Prior to the development of trade and commerce, movable property was “not esteemed of so high a nature, nor paid so much regard to by the law,” Blackstone tells us in his commentaries on the laws of England. Such property in transit was routinely confiscated by authorities or tariffed at exorbitant rates.
When commercial relations expanded, the quantity and value of personal property increased, and the law “learned to conceive different ideas of it.” Legal protection for movable property increased.
In parallel to the growth of commerce in movables centuries ago, commerce in information is on the rise today. It may be time to “conceive different ideas of it” as well—different ideas that accord information similar protection. This is what a group of amici have encouraged the Supreme Court to do in a brief on an important privacy case being argued this week.
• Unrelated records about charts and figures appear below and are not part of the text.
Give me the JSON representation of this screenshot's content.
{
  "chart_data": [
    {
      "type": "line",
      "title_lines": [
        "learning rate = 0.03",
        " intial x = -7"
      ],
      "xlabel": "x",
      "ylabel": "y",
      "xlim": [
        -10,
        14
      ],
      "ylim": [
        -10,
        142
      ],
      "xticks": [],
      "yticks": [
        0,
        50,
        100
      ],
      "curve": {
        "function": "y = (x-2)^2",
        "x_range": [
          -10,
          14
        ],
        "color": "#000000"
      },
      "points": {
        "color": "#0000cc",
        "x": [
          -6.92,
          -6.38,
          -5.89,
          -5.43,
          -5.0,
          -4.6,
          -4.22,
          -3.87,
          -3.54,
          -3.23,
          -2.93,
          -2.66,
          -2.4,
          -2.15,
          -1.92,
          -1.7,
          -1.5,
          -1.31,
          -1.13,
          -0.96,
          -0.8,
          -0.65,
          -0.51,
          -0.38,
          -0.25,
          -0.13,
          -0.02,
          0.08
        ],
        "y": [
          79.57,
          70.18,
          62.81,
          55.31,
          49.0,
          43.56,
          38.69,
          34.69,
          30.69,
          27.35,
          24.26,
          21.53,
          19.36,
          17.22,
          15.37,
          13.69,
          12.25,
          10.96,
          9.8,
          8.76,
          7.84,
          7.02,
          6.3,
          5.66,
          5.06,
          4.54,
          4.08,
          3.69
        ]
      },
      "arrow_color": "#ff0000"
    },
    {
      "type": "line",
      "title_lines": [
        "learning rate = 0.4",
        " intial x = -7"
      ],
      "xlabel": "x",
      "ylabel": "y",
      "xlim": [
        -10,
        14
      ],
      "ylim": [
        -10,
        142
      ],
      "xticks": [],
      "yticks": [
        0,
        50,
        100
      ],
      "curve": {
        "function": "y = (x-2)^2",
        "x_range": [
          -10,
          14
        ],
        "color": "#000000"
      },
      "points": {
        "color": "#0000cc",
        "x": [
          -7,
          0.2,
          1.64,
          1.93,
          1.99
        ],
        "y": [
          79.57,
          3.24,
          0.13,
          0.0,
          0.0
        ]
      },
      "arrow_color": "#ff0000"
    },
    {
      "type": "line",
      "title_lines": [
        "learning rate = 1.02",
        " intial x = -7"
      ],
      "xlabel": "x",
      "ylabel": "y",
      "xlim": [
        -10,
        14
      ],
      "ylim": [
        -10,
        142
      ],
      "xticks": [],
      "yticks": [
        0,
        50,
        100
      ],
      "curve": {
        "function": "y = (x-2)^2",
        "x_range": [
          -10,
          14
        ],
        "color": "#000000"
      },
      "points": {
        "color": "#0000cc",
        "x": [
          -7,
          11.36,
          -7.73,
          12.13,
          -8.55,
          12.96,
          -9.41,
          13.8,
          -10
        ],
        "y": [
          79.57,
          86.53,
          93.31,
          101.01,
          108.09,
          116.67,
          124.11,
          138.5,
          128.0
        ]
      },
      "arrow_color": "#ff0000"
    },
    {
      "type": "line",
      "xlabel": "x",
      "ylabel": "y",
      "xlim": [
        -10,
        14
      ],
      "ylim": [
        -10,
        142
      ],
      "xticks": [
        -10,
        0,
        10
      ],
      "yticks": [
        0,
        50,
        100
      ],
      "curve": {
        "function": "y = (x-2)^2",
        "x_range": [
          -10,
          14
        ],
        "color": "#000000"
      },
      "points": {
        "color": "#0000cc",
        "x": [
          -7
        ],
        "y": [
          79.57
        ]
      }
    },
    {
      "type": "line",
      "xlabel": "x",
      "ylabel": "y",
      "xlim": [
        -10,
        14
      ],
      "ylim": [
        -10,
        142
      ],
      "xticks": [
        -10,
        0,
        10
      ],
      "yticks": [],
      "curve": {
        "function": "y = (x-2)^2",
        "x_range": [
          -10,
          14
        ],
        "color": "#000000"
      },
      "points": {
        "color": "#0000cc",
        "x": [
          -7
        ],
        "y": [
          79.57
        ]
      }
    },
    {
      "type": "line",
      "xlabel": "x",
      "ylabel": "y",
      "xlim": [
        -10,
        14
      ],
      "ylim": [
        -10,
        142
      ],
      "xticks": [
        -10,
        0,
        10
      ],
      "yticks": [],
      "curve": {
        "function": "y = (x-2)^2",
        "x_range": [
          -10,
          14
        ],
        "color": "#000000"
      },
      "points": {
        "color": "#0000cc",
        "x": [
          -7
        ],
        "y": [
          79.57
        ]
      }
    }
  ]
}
In Clapper v. Amnesty International, the Gun Owners Foundation, Gun Owners of America, Inc., the U.S. Justice Foundation, the Downsize D.C. Foundation, DownsizeDC.org, and the Conservative Legal Defense and Education Fund have argued that the Court should recognize a property interest in confidential communications. Doing so would more clearly establish the standing of the respondents in this case to challenge the global wiretapping program Congress established in the FISA Amendments Act of 2008.
William J. Olson, lead counsel on the brief, articulated the issues well in an email distributing it:
Our amicus brief in the Clapper case extrapolates from the court’s holding in Jones and identifies the property interests at stake in this case as confidential communications that are critical to the practice of law and of the enterprise of journalism. Using a property analysis, the citizens in Clapper have a protectable property interest in their electronic communications as they do in their written communications. Thus, even though plaintiffs are not “targeted” by the Government, the Government’s contention that their search and seizure of plaintiffs’ communications is only “incidental” is unavailing.
Jones v. United States, of course, is the case decided in January, in which government agents tracked a suspect’s car for four weeks using a GPS device without a valid warrant. The Supreme Court found unanimously that this violated the Fourth Amendment. My article in the most recent Cato Supreme Court Review (2011-12) analyzes the case, and you can get a taste of that analysis in the most recent Cato Policy Report (September/October 2012).
I also discussed the Fourth Amendment status of communications in the Cato Institute’s brief in Florida v. Jardines, which is also being argued in the Supreme Court this week. The Court found Fourth Amendment protection for postal mail in an 1877 case, but stumbled when faced with the next iteration of communications technology.
In the year this Court decided Ex Parte Jackson, both Western Union and the Bell Company began establishing voice telephone services. Gerald W. Brock, The Second Information Revolution 28 (Harvard University Press, 2003). Now, instead of written messages in the post, representations of the human voice itself began moving across distance, at light speed, in a way few people understood. This is the technology this Court confronted in Olmstead v. United States, 277 U.S. 438 (1928).
The Court handled this technological development poorly. Chief Justice William Taft fixed woodenly on the material things listed in the Fourth Amendment’s search and seizure clause. Wiretapping had not affected any of the defendants’ tangible possessions, he found, so it had not affected their Fourth Amendment rights. Olmstead, 277 U.S. at 464. In dissent Justice Butler noted how “contracts between telephone companies and users contemplate the private use” of telephone facilities. “The communications belong to the parties between whom they pass,” he said. Olmstead, 277 U.S. at 487 (Butler, J., dissenting). Cf. Ex Parte Jackson, 96 U.S. 727 (1877) (“Letters and sealed packages … are as fully guarded from examination and inspection … as if they were retained by the parties forwarding them in their own domiciles.”).
Florida v. Jardines is not a communications case. The issue is whether the sniff of a trained narcotics-detection dog at the front door of a house is a Fourth Amendment search requiring probable cause. Cato’s brief invites the Court to dispense with the unworkable “reasonable expectation of privacy” test, using the plain meaning of “search” instead.
Black’s law dictionary defines “search” as “looking for or seeking out that which is otherwise concealed from view.” Smells that only trained dogs can detect are indeed otherwise concealed from humans.
Familiar though ordinary pet dogs are, a trained dog is a chromatograph. The Court should follow the Fourth Amendment’s language and precedents like Kyllo v. United States to find that a drug-dog’s sniff is a search.
A companion to Jardines, Florida v. Harris, is being argued the same day. That case will examine the sufficiency of drug-dogs as evidence of wrongdoing, an issue that has not received careful examination in the past.